What we don’t understand are complaints that the park needs help drawing visitors and that opponents of ideas like the observation wheel lack imagination and hope.

We are North Park residents and regular Balboa Park users. Like thousands of other San Diegans, we were thrilled when the park reopened last June after a COVID shutdown kept us out for the first time in memory.

In our frequent trips to the park each week, we haven’t seen any shortage of visitors. In fact, the park seems more popular than ever.

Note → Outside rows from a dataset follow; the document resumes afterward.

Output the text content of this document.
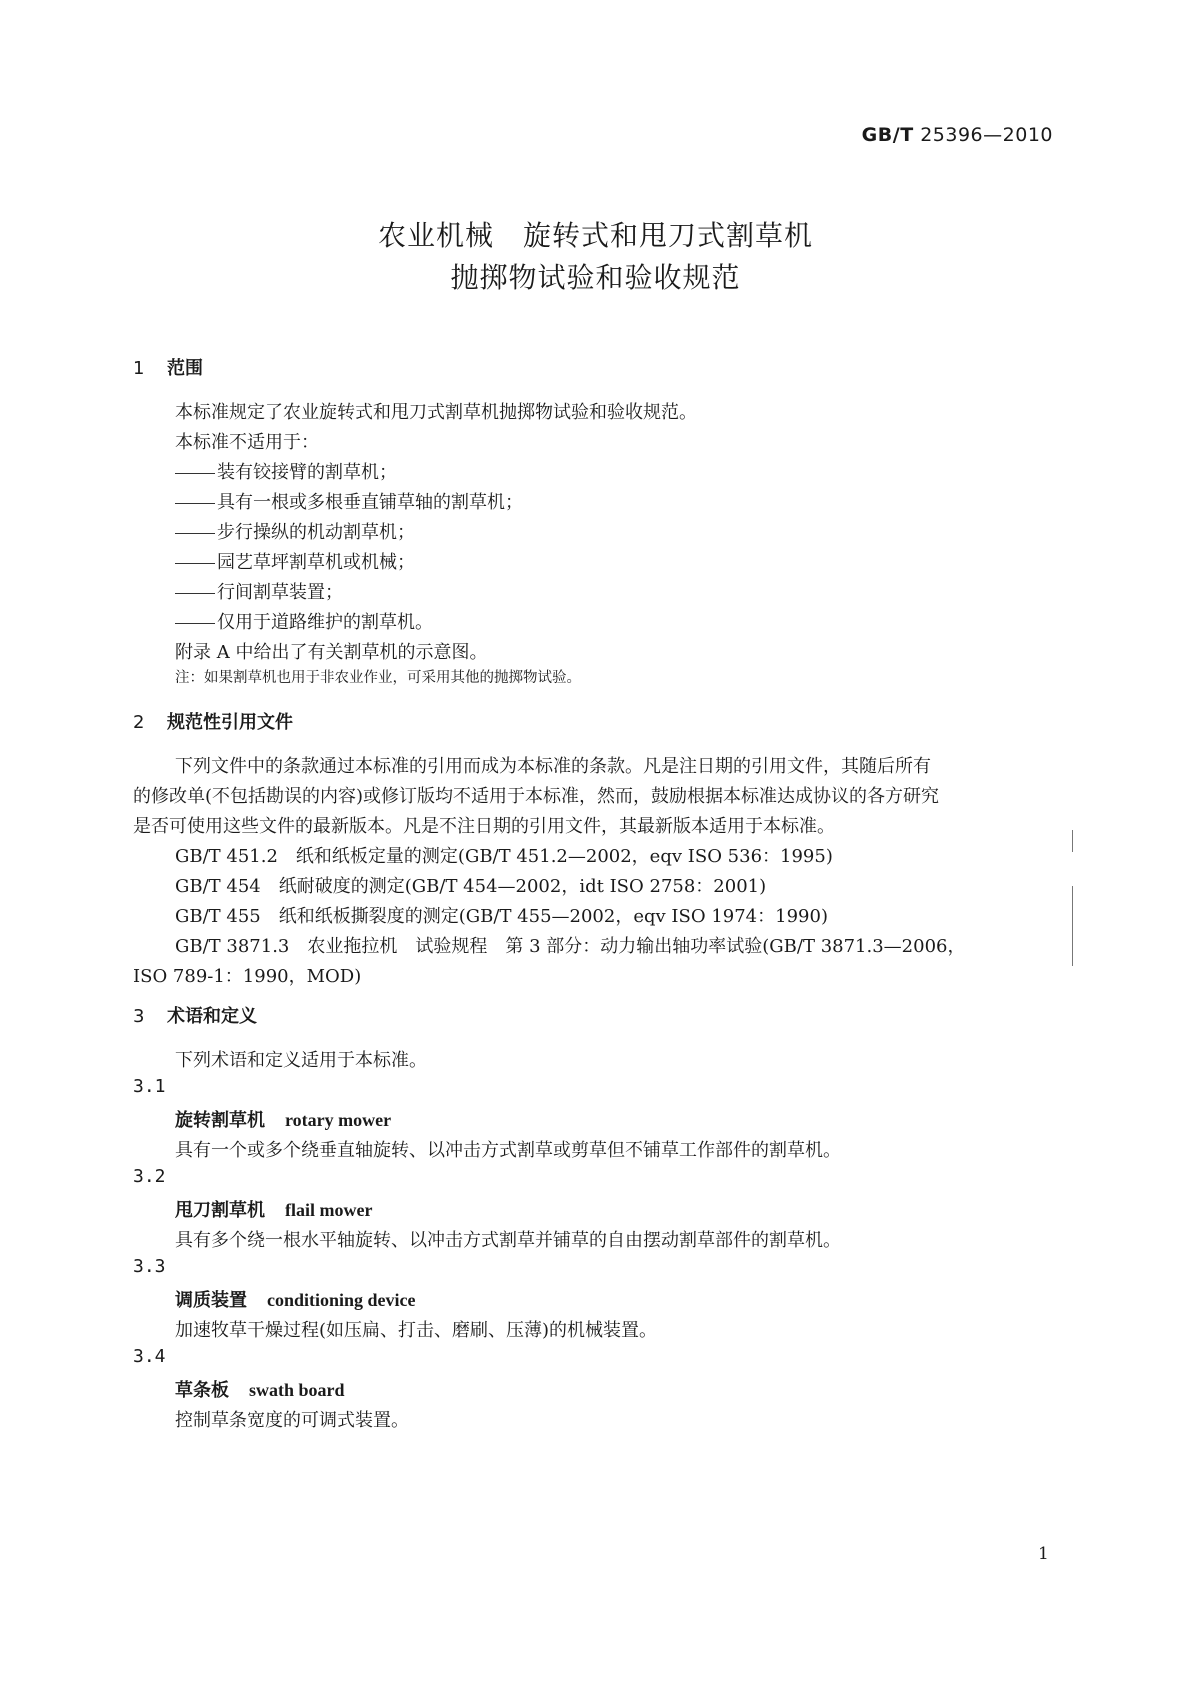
GB/T 25396—2010
农业机械　旋转式和甩刀式割草机
抛掷物试验和验收规范
1 范围
本标准规定了农业旋转式和甩刀式割草机抛掷物试验和验收规范。
本标准不适用于：
装有铰接臂的割草机；
具有一根或多根垂直铺草轴的割草机；
步行操纵的机动割草机；
园艺草坪割草机或机械；
行间割草装置；
仅用于道路维护的割草机。
附录 A 中给出了有关割草机的示意图。
注：如果割草机也用于非农业作业，可采用其他的抛掷物试验。
2 规范性引用文件
下列文件中的条款通过本标准的引用而成为本标准的条款。凡是注日期的引用文件，其随后所有
的修改单(不包括勘误的内容)或修订版均不适用于本标准，然而，鼓励根据本标准达成协议的各方研究
是否可使用这些文件的最新版本。凡是不注日期的引用文件，其最新版本适用于本标准。
GB/T 451.2　纸和纸板定量的测定(GB/T 451.2—2002，eqv ISO 536：1995)
GB/T 454　纸耐破度的测定(GB/T 454—2002，idt ISO 2758：2001)
GB/T 455　纸和纸板撕裂度的测定(GB/T 455—2002，eqv ISO 1974：1990)
GB/T 3871.3　农业拖拉机　试验规程　第 3 部分：动力输出轴功率试验(GB/T 3871.3—2006，
ISO 789-1：1990，MOD)
3 术语和定义
下列术语和定义适用于本标准。
3.1
旋转割草机 rotary mower
具有一个或多个绕垂直轴旋转、以冲击方式割草或剪草但不铺草工作部件的割草机。
3.2
甩刀割草机 flail mower
具有多个绕一根水平轴旋转、以冲击方式割草并铺草的自由摆动割草部件的割草机。
3.3
调质装置 conditioning device
加速牧草干燥过程(如压扁、打击、磨刷、压薄)的机械装置。
3.4
草条板 swath board
控制草条宽度的可调式装置。
1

It comes alive every day with multi-generational families, exercisers, dog walkers, new mothers pushing jogging strollers, and groups of students.

When we envision a 15-story-high amusement ride smack in the middle of the iconic Plaza de Panama, here’s what we imagine:

We imagine weary parents telling their excited children, “Sorry, kids, but we can’t afford to buy tickets to ride the wheel” costing $16 a passenger (with a whole dollar of that going to the park itself).

We imagine how people who could afford the ride and its deluxe “food and beverage experience” would fare after imbibing cocktails and meals while circulating round and round high in the air.

We imagine how this steel monstrosity would deface the beauty of the park’s Spanish-Renaissance architecture, lush gardens, tiled colonnades and fountains.

And then we imagine and even hope that our city government could someday afford to sustain its crown jewel once it stops squandering hundreds of millions on fiascos like the pension scandal, the Chargers ticket guarantee scandal, and the 101 Ash Street scandal.

If City Hall wasn’t so godawful at managing public finances, it might not be desperate enough to try wringing money out of the park through pay-to-play schemes that cater to high rollers and enrich special friends.

After seeing this happen again and again, we are grateful to the all-volunteer Parks and Recreation Council (PARC) for stepping up with a strong proposal for maintaining Balboa Park’s luster.

Formed in response to the bewildering “Complete Communities Play Everywhere” parks initiative, which remains stalled in City Council, PARC is challenging city park management on numerous fronts, including the need for greater public input and the dangers of commercializing parkland.

As long as San Diegans like PARC’s members dare to speak truth to power, Balboa Park will be a treasure for all to enjoy and not a plaything for a privileged few to co-opt.

Cia Barron and Kate Callen are co-founders of the SoNo Neighborhood Alliance.